Time: 7 hours over 2 days.
Weather: Cool with occasional showers - sunny in between.

The plan this weekend was a bothy trip somewhere. I had suggested either Abyssinia or Mark Cottage as they were both conveniently close to Glasgow. It was most definitely my turn to do the longer distance travelling, and I hadn't been walking in the Arrochar area for a couple of years. The traffic down the A82 on Saturday morning was still in holiday mode, with roadworks adding to the fun, and by the time I arrived at the Rest and be Thankful, not only had I not managed a quick Marilyn on the way down, but I was also 15 minutes late :roll: .

The usual upping of the daftness stakes occurred - we spread some maps out and before long, Jackie suggested that the weather for tonight looked better than it had all week, and maybe we should do a summit camp instead? Well why not - if I had been on my own, I would probably have struggled to work up the enthusiasm, but we seem to have a habit of encouraging each other towards more stupid ideas :lol: .

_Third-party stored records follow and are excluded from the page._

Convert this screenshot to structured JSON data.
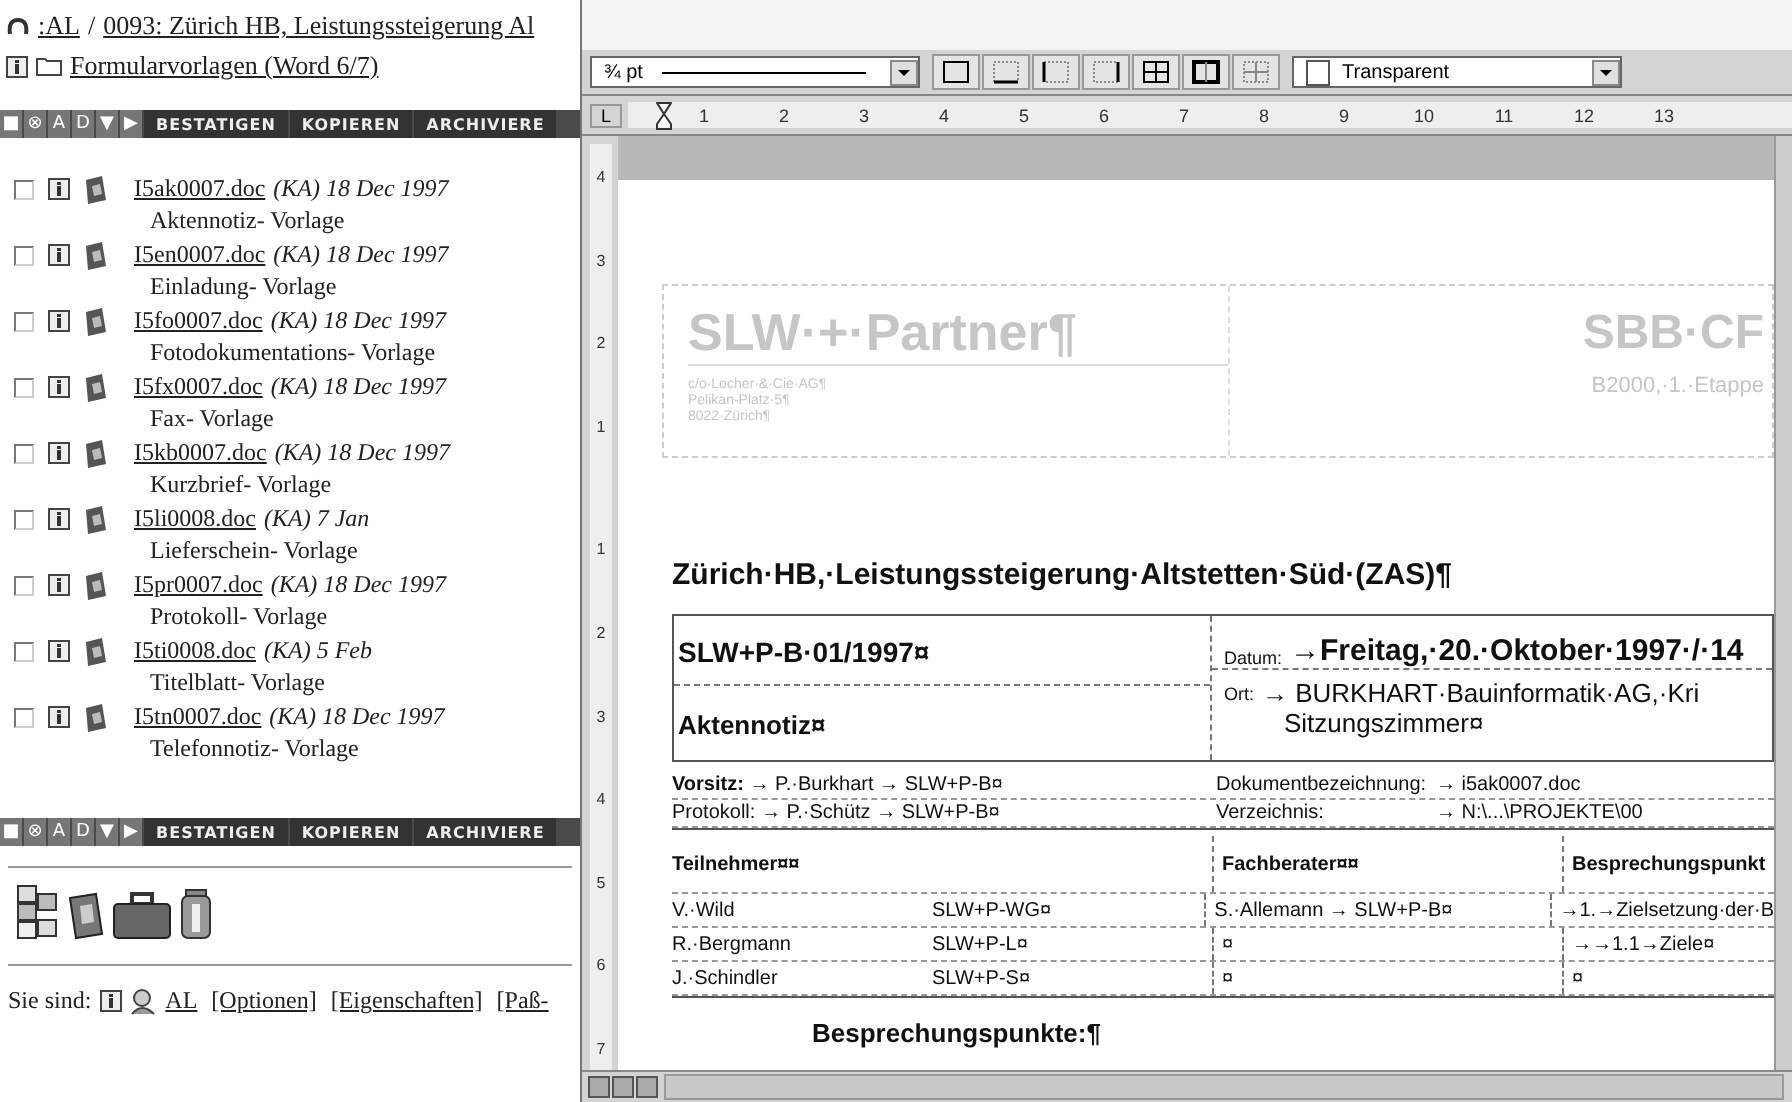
{
  "browser": {
    "breadcrumb": {
      "root": ":AL",
      "separator": "/",
      "path": "0093: Zürich HB, Leistungssteigerung Al"
    },
    "folder": "Formularvorlagen (Word 6/7)",
    "action_bar_top": {
      "icons": [
        "■",
        "⊗",
        "A",
        "D",
        "▼",
        "▶"
      ],
      "buttons": [
        "BESTATIGEN",
        "KOPIEREN",
        "ARCHIVIERE"
      ]
    },
    "items": [
      {
        "file": "I5ak0007.doc",
        "meta": "(KA) 18 Dec 1997",
        "description": "Aktennotiz- Vorlage",
        "checked": false
      },
      {
        "file": "I5en0007.doc",
        "meta": "(KA) 18 Dec 1997",
        "description": "Einladung- Vorlage",
        "checked": false
      },
      {
        "file": "I5fo0007.doc",
        "meta": "(KA) 18 Dec 1997",
        "description": "Fotodokumentations- Vorlage",
        "checked": false
      },
      {
        "file": "I5fx0007.doc",
        "meta": "(KA) 18 Dec 1997",
        "description": "Fax- Vorlage",
        "checked": false
      },
      {
        "file": "I5kb0007.doc",
        "meta": "(KA) 18 Dec 1997",
        "description": "Kurzbrief- Vorlage",
        "checked": false
      },
      {
        "file": "I5li0008.doc",
        "meta": "(KA) 7 Jan",
        "description": "Lieferschein- Vorlage",
        "checked": false
      },
      {
        "file": "I5pr0007.doc",
        "meta": "(KA) 18 Dec 1997",
        "description": "Protokoll- Vorlage",
        "checked": false
      },
      {
        "file": "I5ti0008.doc",
        "meta": "(KA) 5 Feb",
        "description": "Titelblatt- Vorlage",
        "checked": false
      },
      {
        "file": "I5tn0007.doc",
        "meta": "(KA) 18 Dec 1997",
        "description": "Telefonnotiz- Vorlage",
        "checked": false
      }
    ],
    "action_bar_bottom": {
      "icons": [
        "■",
        "⊗",
        "A",
        "D",
        "▼",
        "▶"
      ],
      "buttons": [
        "BESTATIGEN",
        "KOPIEREN",
        "ARCHIVIERE"
      ]
    },
    "footer": {
      "label": "Sie sind:",
      "user": "AL",
      "links": [
        "[Optionen]",
        "[Eigenschaften]",
        "[Paß-"
      ]
    }
  },
  "editor": {
    "toolbar": {
      "tab_selector": "L",
      "line_width": "¾ pt",
      "shading": "Transparent",
      "border_buttons": [
        {
          "kind": "outside"
        },
        {
          "kind": "bottom"
        },
        {
          "kind": "left"
        },
        {
          "kind": "right"
        },
        {
          "kind": "grid"
        },
        {
          "kind": "inside"
        },
        {
          "kind": "none"
        }
      ]
    },
    "ruler": [
      "1",
      "2",
      "3",
      "4",
      "5",
      "6",
      "7",
      "8",
      "9",
      "10",
      "11",
      "12",
      "13"
    ],
    "vertical_ruler": [
      "4",
      "3",
      "2",
      "1",
      "1",
      "2",
      "3",
      "4",
      "5",
      "6",
      "7"
    ],
    "document": {
      "letterhead": {
        "company": "SLW·+·Partner¶",
        "address": [
          "c/o·Locher·&·Cie·AG¶",
          "Pelikan-Platz·5¶",
          "8022·Zürich¶"
        ],
        "client": "SBB·CF",
        "project": "B2000,·1.·Etappe"
      },
      "title": "Zürich·HB,·Leistungssteigerung·Altstetten·Süd·(ZAS)¶",
      "header": {
        "number": "SLW+P-B·01/1997¤",
        "type": "Aktennotiz¤",
        "date_label": "Datum:",
        "date": "→Freitag,·20.·Oktober·1997·/·14",
        "place_label": "Ort:",
        "place": "→ BURKHART·Bauinformatik·AG,·Kri",
        "place_line_2": "Sitzungszimmer¤"
      },
      "info_rows": [
        {
          "left": "**Vorsitz:** → P.·Burkhart → SLW+P-B¤",
          "label": "Dokumentbezeichnung:",
          "value": "→   i5ak0007.doc"
        },
        {
          "left": "Protokoll: → P.·Schütz → SLW+P-B¤",
          "label": "Verzeichnis:",
          "value": "→   N:\\...\\PROJEKTE\\00"
        }
      ],
      "participants": {
        "headers": [
          "Teilnehmer¤¤",
          "Fachberater¤¤",
          "Besprechungspunkt"
        ],
        "rows": [
          {
            "name": "V.·Wild",
            "org": "SLW+P-WG¤",
            "advisor": "S.·Allemann → SLW+P-B¤",
            "topic": "→1.→Zielsetzung·der·B"
          },
          {
            "name": "R.·Bergmann",
            "org": "SLW+P-L¤",
            "advisor": "¤",
            "topic": "→→1.1→Ziele¤"
          },
          {
            "name": "J.·Schindler",
            "org": "SLW+P-S¤",
            "advisor": "¤",
            "topic": "¤"
          }
        ]
      },
      "section": "Besprechungspunkte:¶"
    }
  }
}
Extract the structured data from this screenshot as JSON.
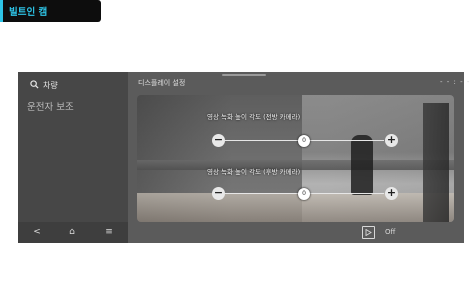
{
  "sidebar": {
    "search_label": "차량",
    "items": [
      {
        "label": "운전자 보조"
      },
      {
        "label": "빌트인 캠"
      }
    ]
  },
  "panel": {
    "title": "디스플레이 설정",
    "status": "- - : - -"
  },
  "sliders": [
    {
      "label": "영상 녹화 높이 각도 (전방 카메라)",
      "value": "0"
    },
    {
      "label": "영상 녹화 높이 각도 (후방 카메라)",
      "value": "0"
    }
  ],
  "buttons": {
    "minus": "−",
    "plus": "+"
  },
  "navbar": {
    "back": "<",
    "home": "⌂",
    "menu": "≡"
  },
  "bottom": {
    "toggle_label": "Off"
  },
  "colors": {
    "accent": "#2ec4e6",
    "background": "#5b5b5b",
    "sidebar": "#474747"
  }
}
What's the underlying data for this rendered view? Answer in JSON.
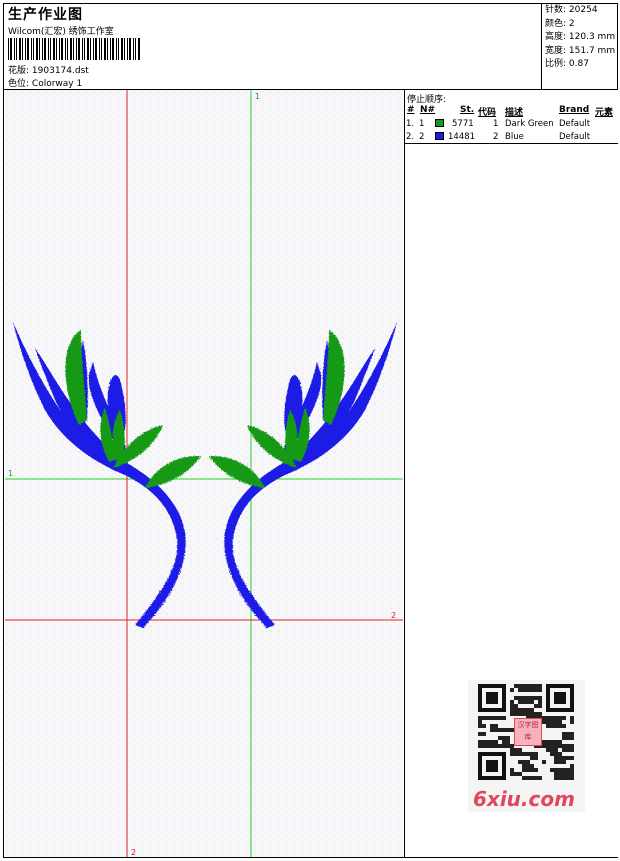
{
  "header": {
    "title": "生产作业图",
    "company": "Wilcom(汇宏) 绣饰工作室",
    "design_label": "花版:",
    "design_file": "1903174.dst",
    "colorway_label": "色位:",
    "colorway": "Colorway 1"
  },
  "stats": {
    "stitches_label": "针数:",
    "stitches": "20254",
    "colors_label": "颜色:",
    "colors": "2",
    "height_label": "高度:",
    "height": "120.3 mm",
    "width_label": "宽度:",
    "width": "151.7 mm",
    "ratio_label": "比例:",
    "ratio": "0.87"
  },
  "stop_sequence": {
    "title": "停止顺序:",
    "headers": [
      "#",
      "N#",
      "St.",
      "代码",
      "描述",
      "Brand",
      "元素"
    ],
    "rows": [
      {
        "index": "1.",
        "n": "1",
        "color": "#179a17",
        "stitches": "5771",
        "code": "1",
        "description": "Dark Green",
        "brand": "Default"
      },
      {
        "index": "2.",
        "n": "2",
        "color": "#1a1ae6",
        "stitches": "14481",
        "code": "2",
        "description": "Blue",
        "brand": "Default"
      }
    ]
  },
  "guides": {
    "v_green_label": "1",
    "h_green_label": "1",
    "h_red_label": "2",
    "v_red_label": "2"
  },
  "colors": {
    "green": "#179a17",
    "blue": "#1a1ae6",
    "guide_red": "#e02020",
    "guide_green": "#20d020"
  },
  "watermark": {
    "text": "6xiu.com",
    "qr_center": "汉字图库"
  }
}
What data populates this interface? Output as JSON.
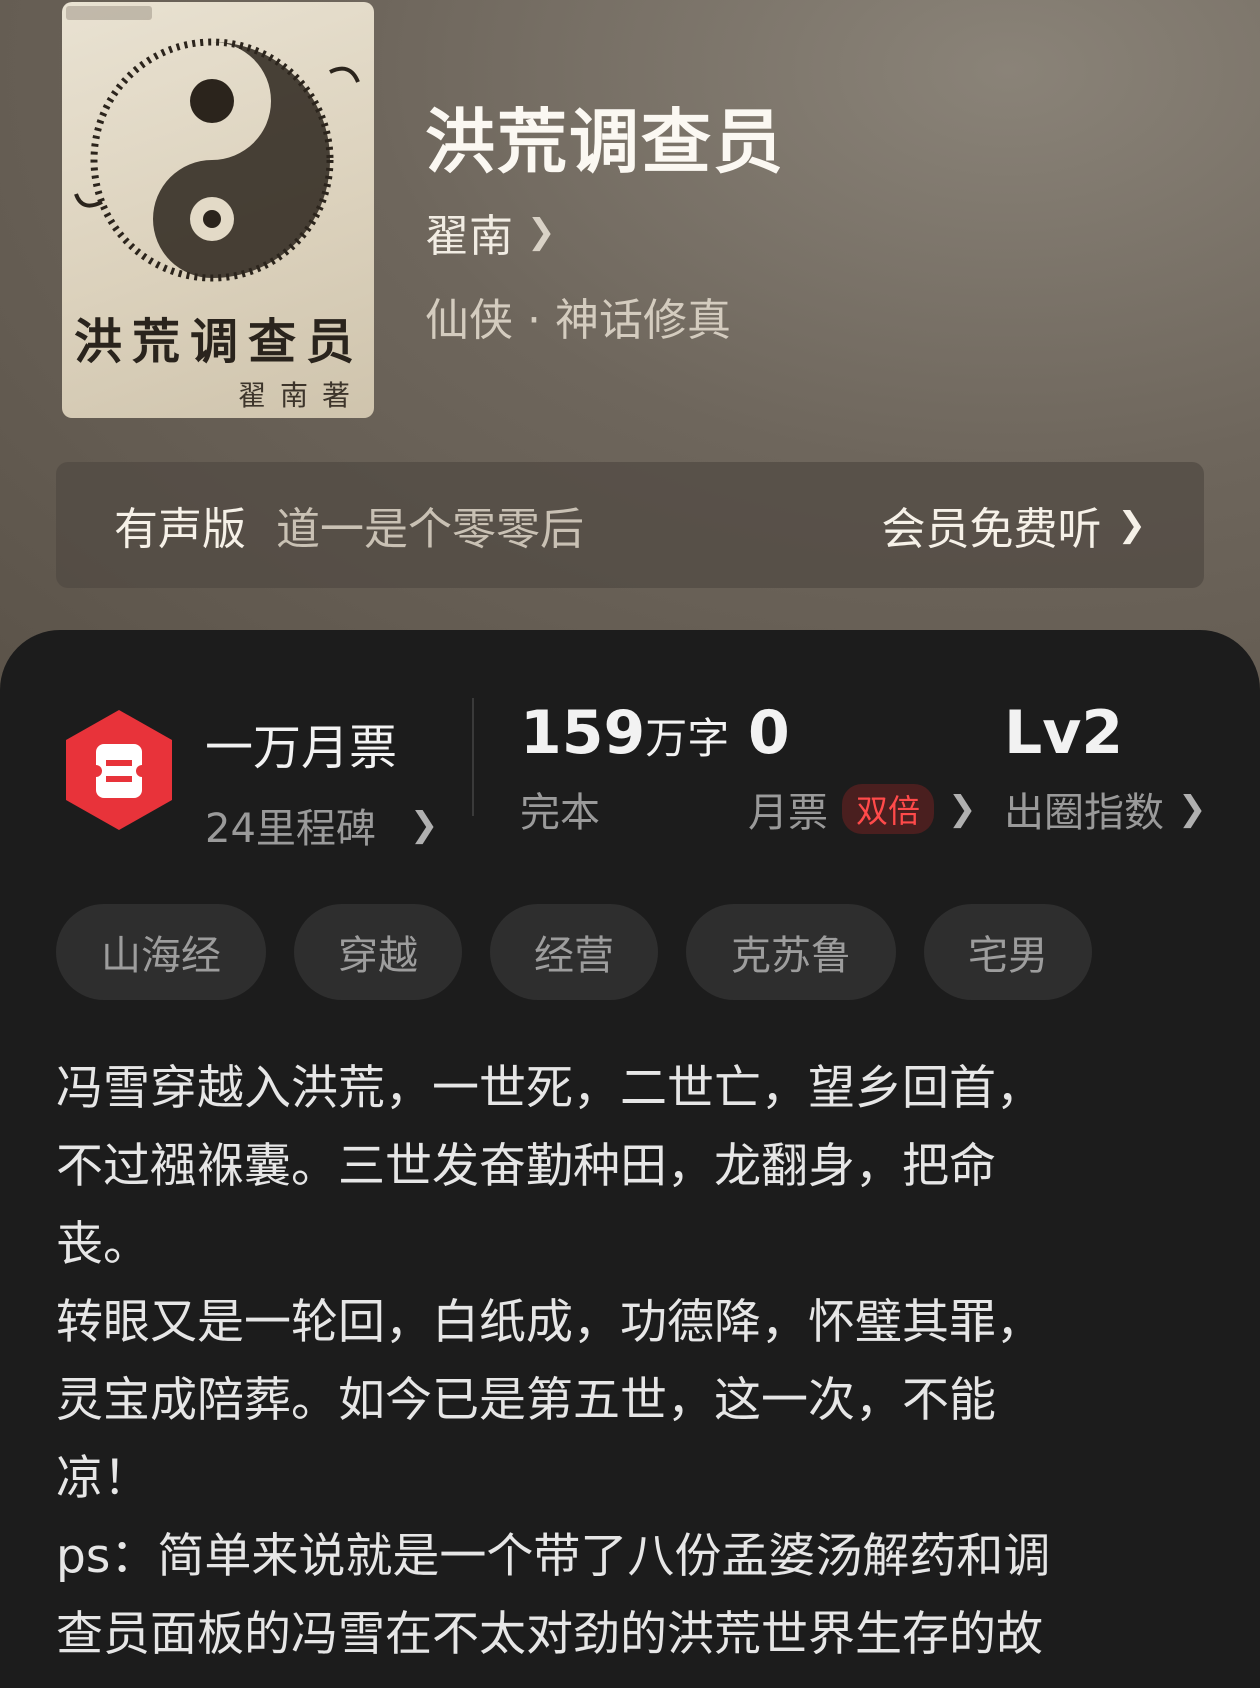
{
  "book": {
    "cover_title": "洪荒调查员",
    "cover_author": "翟南著",
    "title": "洪荒调查员",
    "author": "翟南",
    "genre": "仙侠 · 神话修真"
  },
  "audio": {
    "label": "有声版",
    "reader": "道一是个零零后",
    "cta": "会员免费听"
  },
  "stats": {
    "milestone_title": "一万月票",
    "milestone_sub": "24里程碑",
    "word_count_number": "159",
    "word_count_unit": "万字",
    "status": "完本",
    "monthly_votes": "0",
    "monthly_votes_label": "月票",
    "double_badge": "双倍",
    "influence_level": "Lv2",
    "influence_label": "出圈指数"
  },
  "tags": [
    "山海经",
    "穿越",
    "经营",
    "克苏鲁",
    "宅男"
  ],
  "description": [
    "冯雪穿越入洪荒，一世死，二世亡，望乡回首，",
    "不过襁褓囊。三世发奋勤种田，龙翻身，把命",
    "丧。",
    "转眼又是一轮回，白纸成，功德降，怀璧其罪，",
    "灵宝成陪葬。如今已是第五世，这一次，不能",
    "凉！",
    "ps：简单来说就是一个带了八份孟婆汤解药和调",
    "查员面板的冯雪在不太对劲的洪荒世界生存的故"
  ],
  "colors": {
    "panel_bg": "#1c1c1c",
    "tag_bg": "#2e2e2e",
    "accent_red": "#ff4a4a",
    "milestone_icon": "#e8333a"
  },
  "icons": {
    "milestone": "ticket-hexagon-icon",
    "chevron": "chevron-right-icon"
  }
}
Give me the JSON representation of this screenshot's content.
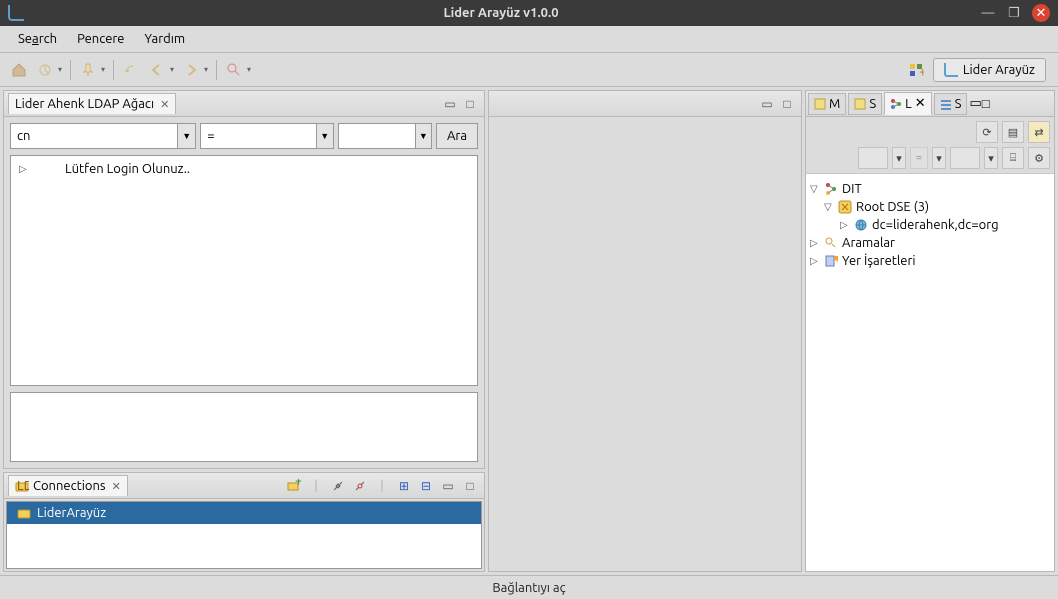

Beinn an Lochain was the obvious target, and I had a route on it I had been keen to do since my last trip down here, so we went for that - driving down to Butterbridge and abandoning cars there. After an initial mudbath and a short trek along the verge of the rather busy A83, we picked up the much quieter old main road - still tarmacked, but with no access for vehicles. Although there had been a brief heavy shower at the carpark, it rapidly cleared up again into a pleasant autumn afternoon.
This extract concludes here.